My book, "World Cinema: Israel" (originally published in 1996) is available from Amazon on "Kindle", with an in-depth chapter comparing and analyzing internationally acclaimed Israeli films up to 2010.

Want to see some of the best films of recent years? Just scroll down to "best films" to find listings of my recommendations.

amykronish@gmail.com

Monday, October 13, 2014

Manpower by Noam Kaplan



Manpower (directed by Noam Kaplan) is a biting and tough film about four different stories which intersect in South Tel Aviv where thousands of African political refugees and migrant workers live.  This is a film about the difficulties of everyday life, about financial problems, loneliness, about getting along in a society that is not so welcoming, about frustration and despair.  Israeli society doesn't treat these workers well, their status is problematic and the situation is complex.  

There have been many excellent Israeli films about migrant workers, which deal with how they are treated within our society, such as --
The Human Resources Manager (Eran Riklis)
Foreign Sister (Dan Wolman)
James' Journey to Jerusalem (Ra'anan Alexandrowicz)
Noodle (Ayelet Menachemi)
Janem Janem (Haim Bouzaglo)

This film is perhaps less fictionalized than the others and shows the bare reality of living as a foreign worker in Tel Aviv and how the Israeli authorities deal with this sensitive problem.  Loaded with irony, this is a film about belonging, emigration, and uprootedness.
 
Emigration and loneliness: There is the Jewish cab driver whose son, Philippine daughter-in-law and Israeli-born grandchild have decided to better their lives by emigrating. 

Frustrations: There is the policeman who comes back from a police trip to Buchenwald and is assigned to round up African foreign workers living in Israel.  It's not so easy to raise a family on a cop's salary. 
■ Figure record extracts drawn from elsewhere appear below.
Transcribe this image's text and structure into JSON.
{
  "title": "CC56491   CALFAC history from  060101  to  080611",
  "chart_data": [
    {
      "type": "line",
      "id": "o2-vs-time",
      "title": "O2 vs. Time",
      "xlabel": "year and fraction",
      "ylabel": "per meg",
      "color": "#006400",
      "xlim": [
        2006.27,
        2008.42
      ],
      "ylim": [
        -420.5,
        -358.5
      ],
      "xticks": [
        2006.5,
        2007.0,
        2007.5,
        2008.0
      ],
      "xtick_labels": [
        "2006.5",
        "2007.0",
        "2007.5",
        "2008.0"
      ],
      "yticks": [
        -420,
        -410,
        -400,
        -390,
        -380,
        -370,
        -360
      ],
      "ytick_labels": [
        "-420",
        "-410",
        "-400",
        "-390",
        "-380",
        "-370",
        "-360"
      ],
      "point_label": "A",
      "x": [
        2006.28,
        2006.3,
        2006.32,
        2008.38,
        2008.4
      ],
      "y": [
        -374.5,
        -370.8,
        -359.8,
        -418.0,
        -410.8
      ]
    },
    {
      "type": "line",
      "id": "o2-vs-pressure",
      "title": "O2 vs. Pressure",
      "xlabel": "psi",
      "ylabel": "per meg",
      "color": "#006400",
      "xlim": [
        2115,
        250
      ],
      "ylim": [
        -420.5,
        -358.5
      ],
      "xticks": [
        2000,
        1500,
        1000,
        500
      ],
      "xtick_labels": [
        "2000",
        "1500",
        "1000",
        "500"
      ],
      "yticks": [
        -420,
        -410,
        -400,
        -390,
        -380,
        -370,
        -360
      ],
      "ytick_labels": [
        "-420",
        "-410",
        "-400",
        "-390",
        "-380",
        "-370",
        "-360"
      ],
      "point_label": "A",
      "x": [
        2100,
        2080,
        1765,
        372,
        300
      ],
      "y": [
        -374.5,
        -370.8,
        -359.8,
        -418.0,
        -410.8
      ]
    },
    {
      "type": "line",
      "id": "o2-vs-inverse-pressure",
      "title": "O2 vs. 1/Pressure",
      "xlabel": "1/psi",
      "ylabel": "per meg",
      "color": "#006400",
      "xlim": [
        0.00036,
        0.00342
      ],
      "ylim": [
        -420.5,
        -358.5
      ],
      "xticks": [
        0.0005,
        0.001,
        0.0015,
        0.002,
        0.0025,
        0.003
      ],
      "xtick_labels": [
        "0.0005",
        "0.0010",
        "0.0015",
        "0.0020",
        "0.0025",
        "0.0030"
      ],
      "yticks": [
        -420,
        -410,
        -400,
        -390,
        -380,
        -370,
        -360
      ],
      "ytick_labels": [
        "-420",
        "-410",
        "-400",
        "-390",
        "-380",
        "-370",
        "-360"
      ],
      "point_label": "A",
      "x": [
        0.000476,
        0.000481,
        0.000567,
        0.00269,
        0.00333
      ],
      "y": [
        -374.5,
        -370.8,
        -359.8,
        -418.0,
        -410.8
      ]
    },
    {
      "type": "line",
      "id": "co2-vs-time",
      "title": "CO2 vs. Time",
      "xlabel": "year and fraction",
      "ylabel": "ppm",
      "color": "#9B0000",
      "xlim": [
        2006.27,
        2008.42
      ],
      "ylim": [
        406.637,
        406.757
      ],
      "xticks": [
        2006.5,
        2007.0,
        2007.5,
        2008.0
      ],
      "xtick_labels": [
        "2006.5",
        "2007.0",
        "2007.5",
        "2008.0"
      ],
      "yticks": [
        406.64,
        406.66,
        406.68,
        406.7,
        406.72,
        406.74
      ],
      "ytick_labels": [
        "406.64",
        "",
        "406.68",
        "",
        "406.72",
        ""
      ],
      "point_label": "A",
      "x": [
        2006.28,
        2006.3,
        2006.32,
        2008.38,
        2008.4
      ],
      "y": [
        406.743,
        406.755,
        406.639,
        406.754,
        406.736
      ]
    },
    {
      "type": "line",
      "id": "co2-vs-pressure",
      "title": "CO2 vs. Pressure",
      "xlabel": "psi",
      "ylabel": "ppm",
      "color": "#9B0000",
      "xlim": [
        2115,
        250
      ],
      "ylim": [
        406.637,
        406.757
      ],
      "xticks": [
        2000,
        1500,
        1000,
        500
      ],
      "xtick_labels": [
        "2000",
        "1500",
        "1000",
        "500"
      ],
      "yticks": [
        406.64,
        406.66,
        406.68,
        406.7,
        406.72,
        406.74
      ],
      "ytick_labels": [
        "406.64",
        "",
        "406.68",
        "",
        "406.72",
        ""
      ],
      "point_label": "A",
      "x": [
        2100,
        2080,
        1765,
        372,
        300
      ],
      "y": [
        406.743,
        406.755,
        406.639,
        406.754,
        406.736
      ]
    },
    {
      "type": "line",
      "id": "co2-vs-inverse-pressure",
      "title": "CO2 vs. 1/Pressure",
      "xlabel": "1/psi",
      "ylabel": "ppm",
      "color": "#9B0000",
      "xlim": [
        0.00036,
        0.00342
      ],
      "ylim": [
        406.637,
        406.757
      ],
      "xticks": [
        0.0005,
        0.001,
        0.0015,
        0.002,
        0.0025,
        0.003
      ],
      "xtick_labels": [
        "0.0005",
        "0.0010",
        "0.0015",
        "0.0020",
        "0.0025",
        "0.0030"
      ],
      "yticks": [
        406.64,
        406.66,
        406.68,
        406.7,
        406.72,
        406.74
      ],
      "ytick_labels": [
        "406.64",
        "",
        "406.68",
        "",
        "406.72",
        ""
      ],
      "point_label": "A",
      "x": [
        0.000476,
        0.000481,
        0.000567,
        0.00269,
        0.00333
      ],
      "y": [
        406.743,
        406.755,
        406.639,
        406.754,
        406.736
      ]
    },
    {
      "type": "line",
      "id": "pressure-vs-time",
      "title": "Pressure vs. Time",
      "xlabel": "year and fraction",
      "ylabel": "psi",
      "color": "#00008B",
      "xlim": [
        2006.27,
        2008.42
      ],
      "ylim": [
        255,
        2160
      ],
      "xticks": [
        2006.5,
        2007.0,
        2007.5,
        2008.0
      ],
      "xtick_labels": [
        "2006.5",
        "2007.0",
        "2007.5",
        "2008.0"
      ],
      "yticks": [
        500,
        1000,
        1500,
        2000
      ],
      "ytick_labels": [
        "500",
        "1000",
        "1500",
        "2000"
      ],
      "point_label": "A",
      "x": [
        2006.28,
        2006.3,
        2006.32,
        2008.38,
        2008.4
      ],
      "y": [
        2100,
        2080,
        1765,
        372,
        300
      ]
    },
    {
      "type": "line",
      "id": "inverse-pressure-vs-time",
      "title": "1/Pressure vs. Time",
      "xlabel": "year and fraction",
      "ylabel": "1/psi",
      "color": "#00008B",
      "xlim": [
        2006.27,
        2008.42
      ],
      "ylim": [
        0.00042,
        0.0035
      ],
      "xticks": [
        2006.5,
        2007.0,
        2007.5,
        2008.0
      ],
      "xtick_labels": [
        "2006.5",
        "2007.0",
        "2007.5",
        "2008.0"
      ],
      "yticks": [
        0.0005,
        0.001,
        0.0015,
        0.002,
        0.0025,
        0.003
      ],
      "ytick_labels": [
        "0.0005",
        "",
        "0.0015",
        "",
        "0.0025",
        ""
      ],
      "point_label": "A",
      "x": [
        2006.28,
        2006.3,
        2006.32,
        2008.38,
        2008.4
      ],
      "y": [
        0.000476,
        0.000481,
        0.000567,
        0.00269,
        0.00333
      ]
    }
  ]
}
Uprootedness: There is the Nigerian man with his wife and child, a leader within the African community, who works cleaning houses despite humiliation and fear of deportation.

Belonging: And there is the teenager who works at Aroma, born in Israel to a mother from the Philippines, desperately hoping to join a combat unit  in the IDF in order to fit into Israeli society. 

Manpower portrays the despair and denigration of these families trying to live their lives and of the cops who are themselves victims in so many ways.  You feel for the characters, all of whom are real people living in South Tel Aviv.